Opposition parties have given Finance Minister Tito Mboweni’s Medium Term Budget Policy Statement (MTBPS) the thumbs down.
MPs from various parties in the National Assembly on Wednesday reacted adversely to news of alarmingly rising debt levels, lower-than-forecast growth and a shortfall in tax collections.
However, the nation’s official opposition, the Democratic Alliance (DA) was encouraged by the minister’s tough talk on cutting the public wage bill.
Mboweni revealed that the average wage increase across government stood at 6.8%, or 2.2% points above inflation.
DA finance spokesperson Geordin Hill-Lewis said: “He was tough on waste, on SOEs and the public sector bill but his language didn’t match the action.”
Economic Freedom Fighters chief whip Floyd Shivambu believes it’s high time government reimagines the way it does business, reconfiguring to move away from tenders which he said led to cost overruns and wastage.
“Every time he must administer tenders. Why doesn’t he employ engineers to directly build roads, that will save a lot of money.”
For its part, the Freedom Front Plus gave Mboweni the thumbs up for his analysis, but a solid thumbs down for what they believe was a speech lacking in solutions.
MBOWENI PUTS SA’S DEBT IN FOCUS
The minister opened the cupboard on the country’s finances only to show that it was nearly bare.
He warned that urgent economic reforms are needed if the government is to rein in its debt, which threatens to top 70% of GDP in three years.
The national debt was R3 trillion this year and is expected to rise to R4,5 trillion in three years’ time if there are no policy changes.

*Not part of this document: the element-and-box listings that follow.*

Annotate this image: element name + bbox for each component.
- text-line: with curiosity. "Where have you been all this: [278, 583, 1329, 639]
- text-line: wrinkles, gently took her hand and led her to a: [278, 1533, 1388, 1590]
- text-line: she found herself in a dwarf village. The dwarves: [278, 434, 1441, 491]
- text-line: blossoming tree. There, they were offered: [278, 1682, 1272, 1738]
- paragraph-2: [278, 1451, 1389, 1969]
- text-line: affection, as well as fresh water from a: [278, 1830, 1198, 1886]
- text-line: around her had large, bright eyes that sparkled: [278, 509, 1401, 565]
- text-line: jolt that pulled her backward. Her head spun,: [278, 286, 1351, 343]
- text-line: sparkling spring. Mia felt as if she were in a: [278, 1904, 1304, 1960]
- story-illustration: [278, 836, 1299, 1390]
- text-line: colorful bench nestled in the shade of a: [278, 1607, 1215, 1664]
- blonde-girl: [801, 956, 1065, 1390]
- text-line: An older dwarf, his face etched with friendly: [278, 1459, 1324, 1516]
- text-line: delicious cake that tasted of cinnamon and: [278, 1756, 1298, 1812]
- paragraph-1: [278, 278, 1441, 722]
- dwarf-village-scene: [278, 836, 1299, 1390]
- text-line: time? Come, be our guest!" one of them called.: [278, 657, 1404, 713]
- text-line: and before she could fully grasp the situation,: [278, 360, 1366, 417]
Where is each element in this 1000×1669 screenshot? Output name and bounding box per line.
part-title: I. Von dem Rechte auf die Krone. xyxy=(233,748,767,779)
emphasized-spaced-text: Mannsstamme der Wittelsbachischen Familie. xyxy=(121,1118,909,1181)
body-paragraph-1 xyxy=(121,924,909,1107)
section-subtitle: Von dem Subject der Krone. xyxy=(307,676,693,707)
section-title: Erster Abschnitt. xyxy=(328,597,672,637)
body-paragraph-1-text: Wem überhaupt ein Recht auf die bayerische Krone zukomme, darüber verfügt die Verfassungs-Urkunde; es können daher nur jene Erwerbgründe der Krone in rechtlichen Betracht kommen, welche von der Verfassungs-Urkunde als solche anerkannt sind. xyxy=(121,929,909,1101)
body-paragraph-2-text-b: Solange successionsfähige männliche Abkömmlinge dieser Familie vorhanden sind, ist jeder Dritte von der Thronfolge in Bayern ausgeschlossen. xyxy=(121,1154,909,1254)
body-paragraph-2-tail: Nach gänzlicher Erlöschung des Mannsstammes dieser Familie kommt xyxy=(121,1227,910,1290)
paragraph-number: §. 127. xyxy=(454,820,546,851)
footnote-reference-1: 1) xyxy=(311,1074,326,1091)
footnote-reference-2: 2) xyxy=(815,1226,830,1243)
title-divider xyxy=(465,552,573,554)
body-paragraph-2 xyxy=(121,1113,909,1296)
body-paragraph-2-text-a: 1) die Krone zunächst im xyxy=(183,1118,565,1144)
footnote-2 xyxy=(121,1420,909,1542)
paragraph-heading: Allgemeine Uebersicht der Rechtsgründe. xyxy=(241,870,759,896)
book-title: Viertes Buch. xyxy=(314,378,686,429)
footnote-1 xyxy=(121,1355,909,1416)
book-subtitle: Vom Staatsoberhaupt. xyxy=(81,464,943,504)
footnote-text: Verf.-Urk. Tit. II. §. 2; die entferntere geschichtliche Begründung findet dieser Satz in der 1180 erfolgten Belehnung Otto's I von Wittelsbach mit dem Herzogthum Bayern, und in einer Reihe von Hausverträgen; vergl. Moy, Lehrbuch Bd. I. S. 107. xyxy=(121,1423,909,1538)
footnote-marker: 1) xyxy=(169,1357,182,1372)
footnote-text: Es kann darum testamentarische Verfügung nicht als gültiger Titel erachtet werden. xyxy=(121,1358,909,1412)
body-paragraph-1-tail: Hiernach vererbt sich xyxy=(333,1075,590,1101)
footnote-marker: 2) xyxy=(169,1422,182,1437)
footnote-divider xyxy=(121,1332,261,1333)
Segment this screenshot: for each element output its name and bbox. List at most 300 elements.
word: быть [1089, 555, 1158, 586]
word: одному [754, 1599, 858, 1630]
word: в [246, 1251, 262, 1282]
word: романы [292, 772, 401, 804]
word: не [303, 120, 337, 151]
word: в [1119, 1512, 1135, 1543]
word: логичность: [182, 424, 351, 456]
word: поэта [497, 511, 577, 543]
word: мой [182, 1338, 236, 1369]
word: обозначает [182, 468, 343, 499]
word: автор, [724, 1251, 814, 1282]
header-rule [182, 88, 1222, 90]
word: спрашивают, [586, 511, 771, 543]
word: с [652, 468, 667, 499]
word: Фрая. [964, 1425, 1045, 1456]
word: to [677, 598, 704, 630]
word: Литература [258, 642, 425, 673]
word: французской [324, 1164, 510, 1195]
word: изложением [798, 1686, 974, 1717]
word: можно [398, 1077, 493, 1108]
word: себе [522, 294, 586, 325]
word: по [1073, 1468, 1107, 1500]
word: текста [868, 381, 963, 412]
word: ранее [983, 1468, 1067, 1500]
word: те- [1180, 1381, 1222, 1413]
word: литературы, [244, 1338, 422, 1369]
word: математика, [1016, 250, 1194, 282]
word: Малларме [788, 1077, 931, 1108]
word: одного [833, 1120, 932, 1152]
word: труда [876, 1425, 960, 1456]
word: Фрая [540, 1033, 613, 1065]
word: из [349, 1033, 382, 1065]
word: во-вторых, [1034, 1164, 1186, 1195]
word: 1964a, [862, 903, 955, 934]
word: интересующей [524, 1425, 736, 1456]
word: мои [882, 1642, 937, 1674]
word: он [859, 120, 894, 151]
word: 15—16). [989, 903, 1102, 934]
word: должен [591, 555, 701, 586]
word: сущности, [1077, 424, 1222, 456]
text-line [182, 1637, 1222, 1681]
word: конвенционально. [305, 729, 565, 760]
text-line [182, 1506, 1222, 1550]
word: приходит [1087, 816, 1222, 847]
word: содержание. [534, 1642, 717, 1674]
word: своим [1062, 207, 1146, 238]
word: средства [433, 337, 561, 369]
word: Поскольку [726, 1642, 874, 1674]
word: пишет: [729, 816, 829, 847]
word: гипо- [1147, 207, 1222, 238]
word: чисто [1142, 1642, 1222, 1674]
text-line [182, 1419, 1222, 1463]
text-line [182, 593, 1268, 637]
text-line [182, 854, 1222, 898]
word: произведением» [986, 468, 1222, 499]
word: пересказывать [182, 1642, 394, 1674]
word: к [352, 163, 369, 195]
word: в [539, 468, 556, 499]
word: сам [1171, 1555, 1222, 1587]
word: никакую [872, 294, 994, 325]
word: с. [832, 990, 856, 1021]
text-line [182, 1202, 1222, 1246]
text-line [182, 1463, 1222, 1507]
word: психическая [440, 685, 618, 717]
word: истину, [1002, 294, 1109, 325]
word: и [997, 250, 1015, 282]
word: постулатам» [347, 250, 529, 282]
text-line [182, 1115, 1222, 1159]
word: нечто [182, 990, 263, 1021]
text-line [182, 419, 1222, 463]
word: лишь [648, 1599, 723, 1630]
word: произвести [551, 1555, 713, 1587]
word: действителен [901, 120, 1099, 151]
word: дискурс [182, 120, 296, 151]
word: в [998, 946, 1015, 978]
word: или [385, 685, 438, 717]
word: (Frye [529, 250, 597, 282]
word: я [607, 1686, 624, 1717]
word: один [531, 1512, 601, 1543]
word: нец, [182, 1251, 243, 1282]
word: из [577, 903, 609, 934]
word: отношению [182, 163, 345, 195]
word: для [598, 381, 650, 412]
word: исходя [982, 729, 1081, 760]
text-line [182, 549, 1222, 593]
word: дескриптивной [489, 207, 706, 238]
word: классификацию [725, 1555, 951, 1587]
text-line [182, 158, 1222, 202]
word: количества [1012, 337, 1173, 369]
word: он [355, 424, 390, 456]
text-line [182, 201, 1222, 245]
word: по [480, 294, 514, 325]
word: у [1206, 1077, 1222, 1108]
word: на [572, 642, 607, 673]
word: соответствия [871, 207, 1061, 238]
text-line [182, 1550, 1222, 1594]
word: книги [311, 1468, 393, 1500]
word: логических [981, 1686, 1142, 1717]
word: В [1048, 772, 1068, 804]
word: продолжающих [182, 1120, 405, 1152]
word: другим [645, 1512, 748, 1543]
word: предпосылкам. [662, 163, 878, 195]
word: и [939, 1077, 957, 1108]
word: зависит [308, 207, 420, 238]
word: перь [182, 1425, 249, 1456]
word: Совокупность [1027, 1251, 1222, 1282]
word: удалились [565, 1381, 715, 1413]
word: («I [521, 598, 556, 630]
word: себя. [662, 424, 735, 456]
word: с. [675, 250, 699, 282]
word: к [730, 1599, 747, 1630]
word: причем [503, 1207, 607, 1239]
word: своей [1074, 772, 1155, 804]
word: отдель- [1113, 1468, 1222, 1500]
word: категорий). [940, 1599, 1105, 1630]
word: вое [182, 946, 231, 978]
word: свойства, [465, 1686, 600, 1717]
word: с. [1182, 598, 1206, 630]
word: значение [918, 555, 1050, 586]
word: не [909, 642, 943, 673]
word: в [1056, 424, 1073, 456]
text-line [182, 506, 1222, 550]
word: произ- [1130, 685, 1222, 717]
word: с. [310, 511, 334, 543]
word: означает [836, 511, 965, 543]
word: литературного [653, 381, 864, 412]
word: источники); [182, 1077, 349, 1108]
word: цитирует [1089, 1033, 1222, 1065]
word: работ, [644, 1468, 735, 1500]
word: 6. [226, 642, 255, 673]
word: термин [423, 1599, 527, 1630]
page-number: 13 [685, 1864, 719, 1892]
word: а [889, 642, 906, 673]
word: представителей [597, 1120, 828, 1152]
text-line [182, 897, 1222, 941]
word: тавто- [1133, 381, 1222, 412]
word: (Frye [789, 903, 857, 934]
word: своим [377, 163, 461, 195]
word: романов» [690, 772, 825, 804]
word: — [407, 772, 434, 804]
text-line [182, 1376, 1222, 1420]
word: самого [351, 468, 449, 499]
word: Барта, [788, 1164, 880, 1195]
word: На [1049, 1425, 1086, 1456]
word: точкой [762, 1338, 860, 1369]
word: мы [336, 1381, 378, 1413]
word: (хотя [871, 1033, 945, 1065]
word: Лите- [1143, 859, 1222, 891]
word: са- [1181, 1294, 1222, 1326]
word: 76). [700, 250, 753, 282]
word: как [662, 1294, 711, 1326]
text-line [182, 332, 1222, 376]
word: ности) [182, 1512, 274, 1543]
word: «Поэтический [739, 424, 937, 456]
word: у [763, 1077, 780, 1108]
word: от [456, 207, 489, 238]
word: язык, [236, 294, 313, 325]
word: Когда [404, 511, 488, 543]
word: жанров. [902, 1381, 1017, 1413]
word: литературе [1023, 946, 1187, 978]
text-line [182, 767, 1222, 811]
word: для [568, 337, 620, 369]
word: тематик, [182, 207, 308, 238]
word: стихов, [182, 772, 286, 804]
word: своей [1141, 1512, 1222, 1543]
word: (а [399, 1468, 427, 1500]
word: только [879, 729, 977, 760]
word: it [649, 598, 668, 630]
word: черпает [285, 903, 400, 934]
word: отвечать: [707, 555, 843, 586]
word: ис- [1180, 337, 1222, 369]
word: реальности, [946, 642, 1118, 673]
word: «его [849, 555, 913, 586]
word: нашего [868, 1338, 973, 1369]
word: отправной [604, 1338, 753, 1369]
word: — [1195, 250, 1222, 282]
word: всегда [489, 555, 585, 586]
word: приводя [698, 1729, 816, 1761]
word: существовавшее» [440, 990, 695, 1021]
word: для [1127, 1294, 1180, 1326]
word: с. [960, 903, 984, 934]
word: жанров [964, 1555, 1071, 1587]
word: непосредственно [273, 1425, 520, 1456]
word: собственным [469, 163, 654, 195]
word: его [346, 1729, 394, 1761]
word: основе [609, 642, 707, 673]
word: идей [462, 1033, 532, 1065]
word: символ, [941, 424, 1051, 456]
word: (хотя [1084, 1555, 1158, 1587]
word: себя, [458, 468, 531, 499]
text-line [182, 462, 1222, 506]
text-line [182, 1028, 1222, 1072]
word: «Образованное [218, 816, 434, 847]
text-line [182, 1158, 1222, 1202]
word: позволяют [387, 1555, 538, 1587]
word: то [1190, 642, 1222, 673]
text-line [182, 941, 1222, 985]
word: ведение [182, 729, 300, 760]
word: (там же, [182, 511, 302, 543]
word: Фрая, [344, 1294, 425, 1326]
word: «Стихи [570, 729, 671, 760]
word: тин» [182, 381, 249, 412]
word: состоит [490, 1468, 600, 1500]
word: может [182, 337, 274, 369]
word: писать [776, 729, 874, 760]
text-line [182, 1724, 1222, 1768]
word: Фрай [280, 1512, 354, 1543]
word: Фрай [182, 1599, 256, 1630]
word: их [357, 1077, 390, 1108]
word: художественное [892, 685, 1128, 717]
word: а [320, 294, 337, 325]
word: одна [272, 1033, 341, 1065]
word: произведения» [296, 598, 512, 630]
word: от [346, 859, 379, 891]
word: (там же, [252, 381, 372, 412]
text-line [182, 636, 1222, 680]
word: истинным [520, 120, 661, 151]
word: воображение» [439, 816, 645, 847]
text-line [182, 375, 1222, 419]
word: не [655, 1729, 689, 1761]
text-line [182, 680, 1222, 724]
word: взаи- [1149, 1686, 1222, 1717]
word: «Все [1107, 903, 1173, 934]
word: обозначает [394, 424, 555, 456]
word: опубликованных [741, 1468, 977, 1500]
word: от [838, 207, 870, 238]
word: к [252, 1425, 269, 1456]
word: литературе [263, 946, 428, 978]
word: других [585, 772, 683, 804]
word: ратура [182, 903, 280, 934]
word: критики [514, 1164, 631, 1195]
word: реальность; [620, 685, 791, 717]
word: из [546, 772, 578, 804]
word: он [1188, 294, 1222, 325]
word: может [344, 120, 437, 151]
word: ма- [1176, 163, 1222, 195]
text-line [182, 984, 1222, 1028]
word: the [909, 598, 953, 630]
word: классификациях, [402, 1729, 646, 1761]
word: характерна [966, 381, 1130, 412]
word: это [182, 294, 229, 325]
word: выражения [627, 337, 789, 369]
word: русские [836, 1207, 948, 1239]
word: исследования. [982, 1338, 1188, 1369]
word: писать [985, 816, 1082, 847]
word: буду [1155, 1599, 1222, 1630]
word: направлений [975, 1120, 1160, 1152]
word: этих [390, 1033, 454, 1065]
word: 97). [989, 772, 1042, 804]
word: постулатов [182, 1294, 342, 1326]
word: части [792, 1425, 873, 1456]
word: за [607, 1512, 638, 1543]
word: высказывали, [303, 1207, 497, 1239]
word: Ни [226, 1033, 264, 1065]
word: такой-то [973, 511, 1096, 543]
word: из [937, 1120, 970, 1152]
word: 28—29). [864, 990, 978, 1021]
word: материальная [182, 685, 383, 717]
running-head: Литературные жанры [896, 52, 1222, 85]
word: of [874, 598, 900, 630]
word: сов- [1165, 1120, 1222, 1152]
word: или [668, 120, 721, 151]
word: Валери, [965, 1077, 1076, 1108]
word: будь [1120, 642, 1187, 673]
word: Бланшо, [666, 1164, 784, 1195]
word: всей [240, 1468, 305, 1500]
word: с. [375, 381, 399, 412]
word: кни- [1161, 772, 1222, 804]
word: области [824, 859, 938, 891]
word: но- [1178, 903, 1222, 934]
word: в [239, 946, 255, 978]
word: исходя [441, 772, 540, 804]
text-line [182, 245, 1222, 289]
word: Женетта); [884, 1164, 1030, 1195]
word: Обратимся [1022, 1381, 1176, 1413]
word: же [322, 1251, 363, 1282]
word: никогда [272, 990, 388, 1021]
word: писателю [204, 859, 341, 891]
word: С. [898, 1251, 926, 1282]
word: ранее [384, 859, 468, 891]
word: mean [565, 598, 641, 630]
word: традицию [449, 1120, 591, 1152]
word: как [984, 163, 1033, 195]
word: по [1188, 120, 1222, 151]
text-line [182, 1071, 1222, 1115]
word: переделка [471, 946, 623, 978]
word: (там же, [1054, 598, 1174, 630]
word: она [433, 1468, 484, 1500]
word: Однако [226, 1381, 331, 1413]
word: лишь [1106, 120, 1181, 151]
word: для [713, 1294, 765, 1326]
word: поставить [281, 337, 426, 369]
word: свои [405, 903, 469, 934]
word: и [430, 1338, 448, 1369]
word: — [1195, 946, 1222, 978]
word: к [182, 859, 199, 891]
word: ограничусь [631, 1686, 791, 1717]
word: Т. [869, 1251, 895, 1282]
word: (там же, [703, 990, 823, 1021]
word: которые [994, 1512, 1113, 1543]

He also laid down the law for state-owned companies, saying there would be no more bailouts but instead loans, which would have to be repaid with interest.
The minister is set to brief Parliament’s finance committees on the statement later on Thursday.
On the current trajectory, in three years’ time, the cost of servicing government debt will be more than what the state spends on health and economic development.
The finance minister pulled no punches: “Our problem is that we spend more than we earn, it’s as simple as that.”
He said stabilising public finances would involve difficult decisions and sacrifices by all, especially in reining in the public servant payroll, which could see a clash with unions.
“We will need to deal with the challenges of the wage bill, state-owned companies, executive remuneration and benefits and fiscal leakages.”
Mboweni also hinted at tax measures that could be unveiled in his February Budget, as the government needs to find R50 billion a year over the next three years in a bid to try and balance the books.